Continuing where I left off in my letter to you this morning, "Farmers: dispensable, contemptible beggars in a high-tech economy":

What is it that I think is so terribly and dangerously wrong?

It is so all-pervading that it is difficult to see, like the proverbial wood that cannot be seen for trees.

Basically what is wrong is in our attitudes and priorities. It is a society - including most farmers - that has sacrificed farming to the gods of money, subsidies, free trade and false economic efficiency.

It is you and I, demanding cheap food without concern for how it is produced or transported, or for externalised and non-pecuniary costs.

Farming should be far more than just a means of making money. It should be a way of life, a way of serving and relating to the society of which the farmer is an integral part. He should be concerned with producing healthy food for his fellow citizens in a way that is sustainable and respectful of  the earth and its creatures. There is a religious aspect, of course, but because everyone has his own religious feelings (recognised as such or not) and words are easily misunderstood, I shall not go into it. 

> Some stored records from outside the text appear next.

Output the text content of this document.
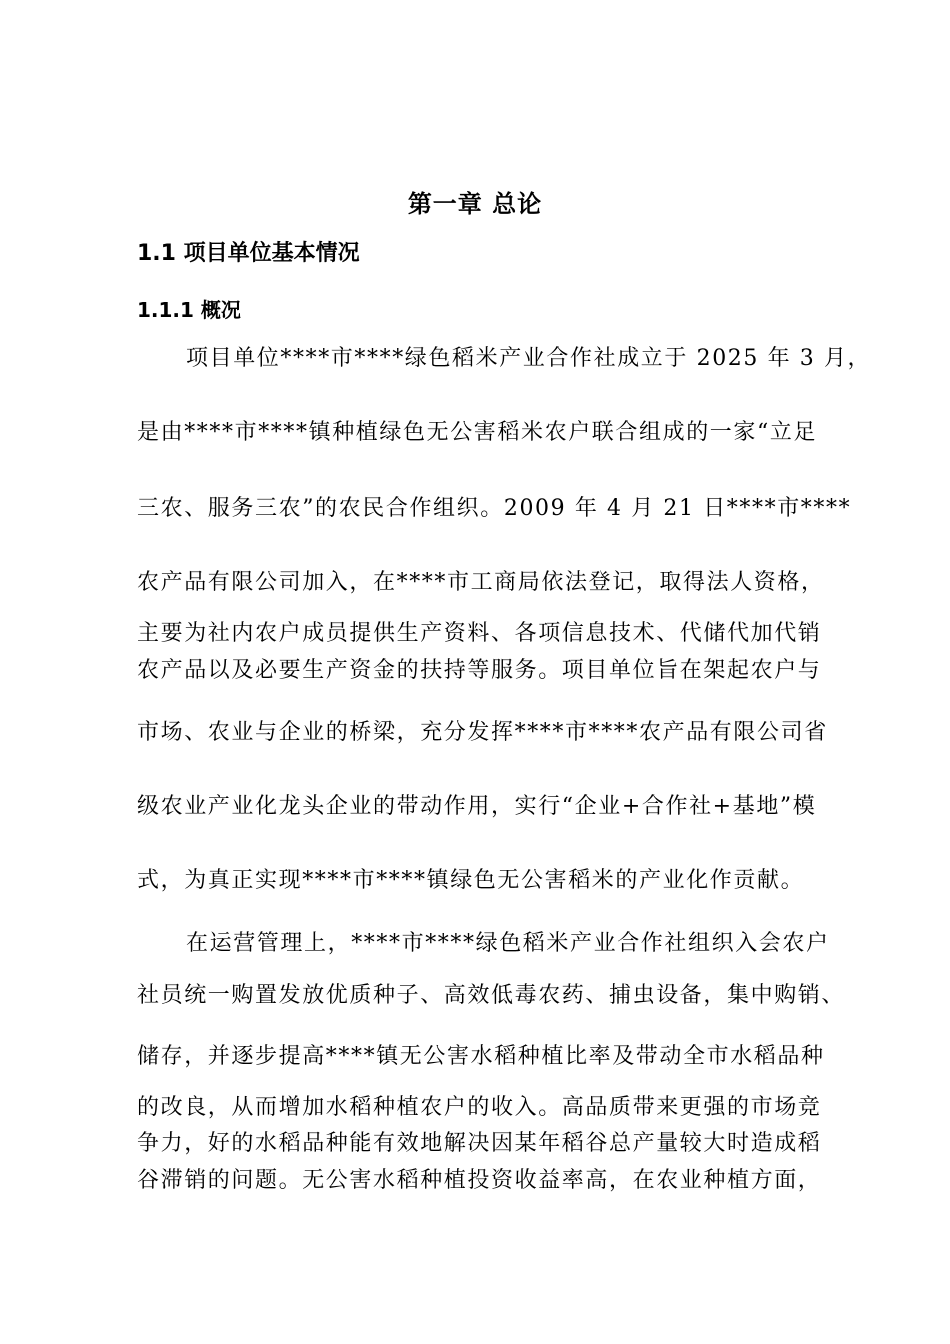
第一章 总论
1.1 项目单位基本情况
1.1.1 概况
项目单位****市****绿色稻米产业合作社成立于 2025 年 3 月，
是由****市****镇种植绿色无公害稻米农户联合组成的一家“立足
三农、服务三农”的农民合作组织。2009 年 4 月 21 日****市****
农产品有限公司加入，在****市工商局依法登记，取得法人资格，
主要为社内农户成员提供生产资料、各项信息技术、代储代加代销
农产品以及必要生产资金的扶持等服务。项目单位旨在架起农户与
市场、农业与企业的桥梁，充分发挥****市****农产品有限公司省
级农业产业化龙头企业的带动作用，实行“企业+合作社+基地”模
式，为真正实现****市****镇绿色无公害稻米的产业化作贡献。
在运营管理上，****市****绿色稻米产业合作社组织入会农户
社员统一购置发放优质种子、高效低毒农药、捕虫设备，集中购销、
储存，并逐步提高****镇无公害水稻种植比率及带动全市水稻品种
的改良，从而增加水稻种植农户的收入。高品质带来更强的市场竞
争力，好的水稻品种能有效地解决因某年稻谷总产量较大时造成稻
谷滞销的问题。无公害水稻种植投资收益率高，在农业种植方面，
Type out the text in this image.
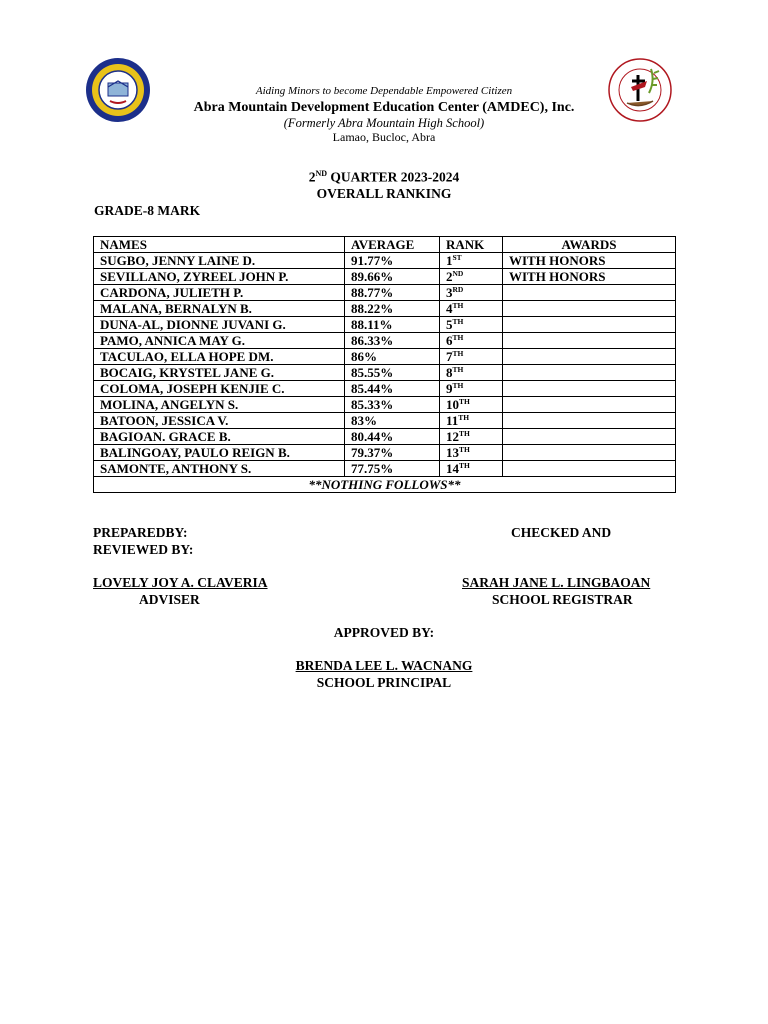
Aiding Minors to become Dependable Empowered Citizen
Abra Mountain Development Education Center (AMDEC), Inc.
(Formerly Abra Mountain High School)
Lamao, Bucloc, Abra
2ND QUARTER 2023-2024
OVERALL RANKING
GRADE-8 MARK
NAMES	AVERAGE	RANK	AWARDS
SUGBO, JENNY LAINE D.	91.77%	1ST	WITH HONORS
SEVILLANO, ZYREEL JOHN P.	89.66%	2ND	WITH HONORS
CARDONA, JULIETH P.	88.77%	3RD	
MALANA, BERNALYN B.	88.22%	4TH	
DUNA-AL, DIONNE JUVANI G.	88.11%	5TH	
PAMO, ANNICA MAY G.	86.33%	6TH	
TACULAO, ELLA HOPE DM.	86%	7TH	
BOCAIG, KRYSTEL JANE G.	85.55%	8TH	
COLOMA, JOSEPH KENJIE C.	85.44%	9TH	
MOLINA, ANGELYN S.	85.33%	10TH	
BATOON, JESSICA V.	83%	11TH	
BAGIOAN. GRACE B.	80.44%	12TH	
BALINGOAY, PAULO REIGN B.	79.37%	13TH	
SAMONTE, ANTHONY S.	77.75%	14TH	
**NOTHING FOLLOWS**			
PREPAREDBY:	CHECKED AND
REVIEWED BY:
LOVELY JOY A. CLAVERIA
ADVISER
SARAH JANE L. LINGBAOAN
SCHOOL REGISTRAR
APPROVED BY:
BRENDA LEE L. WACNANG
SCHOOL PRINCIPAL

But by forcing the standards of industrial efficiency and of unfair competition upon him, we have caused the farmer to neglect his responsibilities.

Farming is the most basic and essential occupation there is, but we fail to recognise it as such, or to give it the respect and remuneration (not subsidies!) it deserves.

A major part of the problem is the alienation between producers and consumers - which, of course - does not only apply to farmers. How else could we come be so contemptuous of a profession on which we are so dependent?

Electricity, with the light and all the other comforts it provides, comes from a meter in the stair cupboard, drinking water from the tap in the kitchen, the gas for our central heating from a pipe in the floor, and the food we eat from the supermarket down the road. We are not concerned with
how they get there, only that they are there - which they nearly always are - and that they are as cheap as possible.

The problem goes very deep, encompassing much of our modern and so familiar way of life. Which is why it is so difficult to comprehend and face up to.
 

P.S. You can call me a prophet of doom if you like. But in fact, I am trying to point out how we might AVOID disaster.